There are, though, paradoxes here. The need for the model embryos is prompted by the ethical problems of using real embryos. But their creation is itself an ethical conundrum.
The biggest conundrum of all is what, in a philosophical sense, are they? The truth is, said Sandy Starr, the deputy director of the Progress Educational Trust, a fertility charity, the question is unanswerable.
“There were several words for life in ancient Greek. One is zoe. One is bios. One refers more to biological life and one refers more to human life as lived, and they’re bound up with notions of personhood. The question of which form of life applies to reproductive materials is a very rich area for debate to which we do not have the answers.”
Clearly, said Professor Roger Sturmey, from Hull York Medical School, the fact they have not come from a sperm and egg is a big difference. For now, he said, if you wanted to get theological, you can easily make the case they have not reached the stage of “ensoulment”.
Up until the point an egg can split to make twins, some theologists have argued it cannot have a soul, because the soul would split. “It’s a philosophical and religious concept,” said Sturmey, adding, “Whatever ensoulment is.”
There is a less arcane interpretation of these answers. When biologists start having to quote ancient Greek or grapple with the matter of souls, it is a sure sign we are on the frontiers of epistemology.
For now, these concerns remain in philosophy. The fact that the announcement of success was made ahead of peer review, at a conference, meant that scientists could not scrutinise the data – which itself led to complaints. On Friday it was published, alongside another similar experiment from an Israeli team. Other researchers said that while clearly impressive, the model embryos were not going to fool anyone that they were the real thing.
Practically, few believe that the model embryos we have today could ever develop into a baby, even if anyone wanted them to. It may be, in fact, that different kinds of model embryos end up being used for different investigations – and that each never attempts to represent the entire embryo.
“These are models and so they are representations of reality, but they are not identical with reality itself,” said Christina Rozeik, the co-ordinator at Cambridge Reproduction. “In the same way as one of my son’s model aeroplanes is not an actual aeroplane.”
But here comes the second paradox. The better we become at modelling embryos this way, the closer we get them to take off, the more useful they become, the finer this distinction.

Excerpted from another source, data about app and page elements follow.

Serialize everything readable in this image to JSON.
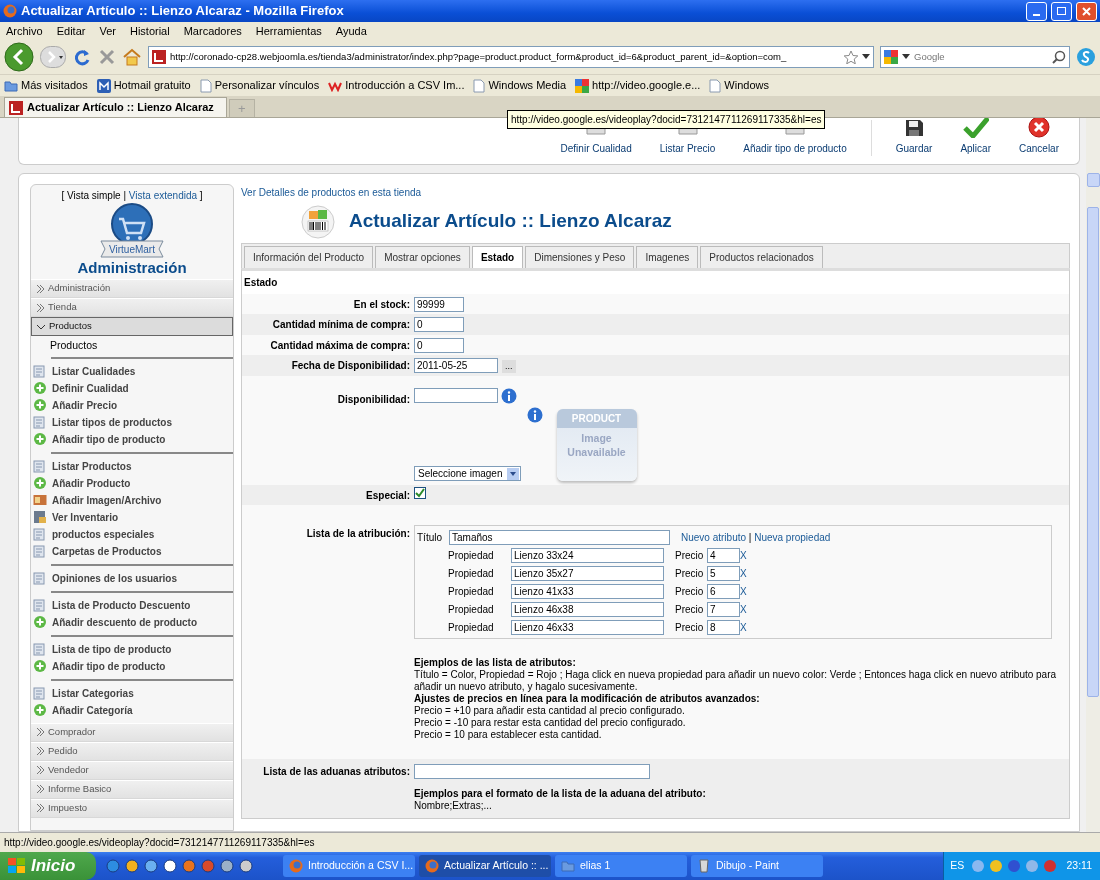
{
  "window": {
    "title": "Actualizar Artículo :: Lienzo Alcaraz - Mozilla Firefox"
  },
  "menu": [
    "Archivo",
    "Editar",
    "Ver",
    "Historial",
    "Marcadores",
    "Herramientas",
    "Ayuda"
  ],
  "address": {
    "url": "http://coronado-cp28.webjoomla.es/tienda3/administrator/index.php?page=product.product_form&product_id=6&product_parent_id=&option=com_",
    "search_placeholder": "Google"
  },
  "bookmarks": [
    {
      "label": "Más visitados",
      "kind": "folder"
    },
    {
      "label": "Hotmail gratuito",
      "kind": "tile"
    },
    {
      "label": "Personalizar vínculos",
      "kind": "page"
    },
    {
      "label": "Introducción a CSV Im...",
      "kind": "mark"
    },
    {
      "label": "Windows Media",
      "kind": "page"
    },
    {
      "label": "http://video.google.e...",
      "kind": "grid"
    },
    {
      "label": "Windows",
      "kind": "page"
    }
  ],
  "browser_tabs": [
    {
      "label": "Actualizar Artículo :: Lienzo Alcaraz",
      "selected": true
    }
  ],
  "new_tab": "+",
  "tooltip": "http://video.google.es/videoplay?docid=7312147711269117335&hl=es",
  "toolbar": [
    {
      "label": "Definir Cualidad",
      "kind": "cut"
    },
    {
      "label": "Listar Precio",
      "kind": "cut"
    },
    {
      "label": "Añadir tipo de producto",
      "kind": "cut"
    },
    {
      "label": "Guardar",
      "kind": "save"
    },
    {
      "label": "Aplicar",
      "kind": "apply"
    },
    {
      "label": "Cancelar",
      "kind": "cancel"
    }
  ],
  "sidebar": {
    "view_toggle": [
      {
        "text": "[ Vista simple |",
        "kind": "text"
      },
      {
        "text": "Vista extendida",
        "kind": "link"
      },
      {
        "text": "]",
        "kind": "text"
      }
    ],
    "logo_label": "VirtueMart",
    "heading": "Administración",
    "sections": [
      {
        "label": "Administración",
        "expanded": false
      },
      {
        "label": "Tienda",
        "expanded": false
      },
      {
        "label": "Productos",
        "expanded": true,
        "title": "Productos",
        "groups": [
          [
            {
              "label": "Listar Cualidades",
              "kind": "list"
            },
            {
              "label": "Definir Cualidad",
              "kind": "add"
            },
            {
              "label": "Añadir Precio",
              "kind": "add"
            },
            {
              "label": "Listar tipos de productos",
              "kind": "list"
            },
            {
              "label": "Añadir tipo de producto",
              "kind": "add"
            }
          ],
          [
            {
              "label": "Listar Productos",
              "kind": "list"
            },
            {
              "label": "Añadir Producto",
              "kind": "add"
            },
            {
              "label": "Añadir Imagen/Archivo",
              "kind": "image"
            },
            {
              "label": "Ver Inventario",
              "kind": "inventory"
            },
            {
              "label": "productos especiales",
              "kind": "list"
            },
            {
              "label": "Carpetas de Productos",
              "kind": "list"
            }
          ],
          [
            {
              "label": "Opiniones de los usuarios",
              "kind": "list"
            }
          ],
          [
            {
              "label": "Lista de Producto Descuento",
              "kind": "list"
            },
            {
              "label": "Añadir descuento de producto",
              "kind": "add"
            }
          ],
          [
            {
              "label": "Lista de tipo de producto",
              "kind": "list"
            },
            {
              "label": "Añadir tipo de producto",
              "kind": "add"
            }
          ],
          [
            {
              "label": "Listar Categorias",
              "kind": "list"
            },
            {
              "label": "Añadir Categoría",
              "kind": "add"
            }
          ]
        ]
      },
      {
        "label": "Comprador",
        "expanded": false
      },
      {
        "label": "Pedido",
        "expanded": false
      },
      {
        "label": "Vendedor",
        "expanded": false
      },
      {
        "label": "Informe Basico",
        "expanded": false
      },
      {
        "label": "Impuesto",
        "expanded": false
      }
    ]
  },
  "main": {
    "top_link": "Ver Detalles de productos en esta tienda",
    "title": "Actualizar Artículo :: Lienzo Alcaraz",
    "tabs": [
      {
        "label": "Información del Producto",
        "selected": false
      },
      {
        "label": "Mostrar opciones",
        "selected": false
      },
      {
        "label": "Estado",
        "selected": true
      },
      {
        "label": "Dimensiones y Peso",
        "selected": false
      },
      {
        "label": "Imagenes",
        "selected": false
      },
      {
        "label": "Productos relacionados",
        "selected": false
      }
    ],
    "section_heading": "Estado",
    "fields": [
      {
        "kind": "text",
        "label": "En el stock:",
        "value": "99999"
      },
      {
        "kind": "text",
        "label": "Cantidad mínima de compra:",
        "value": "0"
      },
      {
        "kind": "text",
        "label": "Cantidad máxima de compra:",
        "value": "0"
      },
      {
        "kind": "date",
        "label": "Fecha de Disponibilidad:",
        "value": "2011-05-25",
        "button": "..."
      },
      {
        "kind": "availability",
        "label": "Disponibilidad:",
        "image_header": "PRODUCT",
        "image_caption": "Image Unavailable",
        "select": "Seleccione imagen"
      },
      {
        "kind": "checkbox",
        "label": "Especial:",
        "checked": true
      },
      {
        "kind": "attributes",
        "label": "Lista de la atribución:",
        "title_label": "Título",
        "title_value": "Tamaños",
        "links": [
          "Nuevo atributo",
          "Nueva propiedad"
        ],
        "separator": "|",
        "rows": [
          {
            "label": "Propiedad",
            "value": "Lienzo 33x24",
            "price_label": "Precio",
            "price": "4",
            "remove": "X"
          },
          {
            "label": "Propiedad",
            "value": "Lienzo 35x27",
            "price_label": "Precio",
            "price": "5",
            "remove": "X"
          },
          {
            "label": "Propiedad",
            "value": "Lienzo 41x33",
            "price_label": "Precio",
            "price": "6",
            "remove": "X"
          },
          {
            "label": "Propiedad",
            "value": "Lienzo 46x38",
            "price_label": "Precio",
            "price": "7",
            "remove": "X"
          },
          {
            "label": "Propiedad",
            "value": "Lienzo 46x33",
            "price_label": "Precio",
            "price": "8",
            "remove": "X"
          }
        ],
        "notes": [
          {
            "kind": "heading",
            "text": "Ejemplos de las lista de atributos:"
          },
          {
            "kind": "line",
            "text": "Título = Color, Propiedad = Rojo ; Haga click en nueva propiedad para añadir un nuevo color: Verde ; Entonces haga click en nuevo atributo para añadir un nuevo atributo, y hagalo sucesivamente."
          },
          {
            "kind": "heading",
            "text": "Ajustes de precios en línea para la modificación de atributos avanzados:"
          },
          {
            "kind": "line",
            "text": "Precio = +10 para añadir esta cantidad al precio configurado."
          },
          {
            "kind": "line",
            "text": "Precio = -10 para restar esta cantidad del precio configurado."
          },
          {
            "kind": "line",
            "text": "Precio = 10 para establecer esta cantidad."
          }
        ]
      },
      {
        "kind": "custom",
        "label": "Lista de las aduanas atributos:",
        "notes": [
          {
            "kind": "heading",
            "text": "Ejemplos para el formato de la lista de la aduana del atributo:"
          },
          {
            "kind": "line",
            "text": "Nombre;Extras;..."
          }
        ]
      }
    ]
  },
  "status_bar": "http://video.google.es/videoplay?docid=7312147711269117335&hl=es",
  "taskbar": {
    "start": "Inicio",
    "tasks": [
      {
        "label": "Introducción a CSV I...",
        "kind": "browser",
        "selected": false
      },
      {
        "label": "Actualizar Artículo :: ...",
        "kind": "browser",
        "selected": true
      },
      {
        "label": "elias 1",
        "kind": "folder",
        "selected": false
      },
      {
        "label": "Dibujo - Paint",
        "kind": "paint",
        "selected": false
      }
    ],
    "language": "ES",
    "clock": "23:11"
  }
}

This “touches on a deep dilemma,” said Professor Hank Greely, from Stanford University. “We use models when we cannot ethically experiment on the originals, but as we make our models better and better, we risk backing into those same ethical constraints.”

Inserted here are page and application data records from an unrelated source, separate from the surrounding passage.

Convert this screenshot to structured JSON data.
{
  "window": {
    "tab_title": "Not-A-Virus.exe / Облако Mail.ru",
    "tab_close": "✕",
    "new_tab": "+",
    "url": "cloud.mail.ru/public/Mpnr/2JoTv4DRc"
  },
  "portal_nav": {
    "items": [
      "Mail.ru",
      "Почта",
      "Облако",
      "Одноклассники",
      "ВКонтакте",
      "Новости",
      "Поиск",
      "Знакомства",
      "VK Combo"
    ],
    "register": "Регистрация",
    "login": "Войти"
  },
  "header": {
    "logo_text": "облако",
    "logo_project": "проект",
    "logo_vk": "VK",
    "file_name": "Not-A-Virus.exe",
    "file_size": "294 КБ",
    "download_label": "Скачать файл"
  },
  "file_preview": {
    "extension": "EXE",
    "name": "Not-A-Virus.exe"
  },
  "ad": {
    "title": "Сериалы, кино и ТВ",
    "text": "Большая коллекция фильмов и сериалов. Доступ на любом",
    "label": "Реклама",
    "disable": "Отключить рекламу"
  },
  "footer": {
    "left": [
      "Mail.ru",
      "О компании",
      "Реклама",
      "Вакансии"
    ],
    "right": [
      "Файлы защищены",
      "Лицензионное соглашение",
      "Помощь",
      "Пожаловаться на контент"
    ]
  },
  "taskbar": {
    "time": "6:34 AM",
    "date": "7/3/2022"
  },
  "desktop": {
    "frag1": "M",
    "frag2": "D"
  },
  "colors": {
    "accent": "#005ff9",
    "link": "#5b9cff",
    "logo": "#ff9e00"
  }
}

He advocated more experiments in non-human primates to better understand the models. “I don’t have an answer to ‘what they actually are’,” he said, adding, “that’s the crucial question.”
Sturmey, Starr and Rozeik are part of a collaboration in Cambridge looking to explore these issues and lay down guidelines. Their hope is that, as with previous advances in fertility, the UK can work to develop the ethics in parallel. They will have a lot to consider.
Gunes Taylor, from the Crick Laboratory, said that one thing worth considering is we may have the question the wrong way round. Maybe we don’t need to debate what the stem cells are. Maybe we need to debate what we are.
“This is an opportunity for us to reflect on what exactly it is that we think it is that makes us human,” she said. “Our DNA? Growing in a uterus? The idea that we came from two parents, rather than a collection of lab-generated stem cells? We will need to get better at defining what we mean by human and decide what we think makes humans humans.”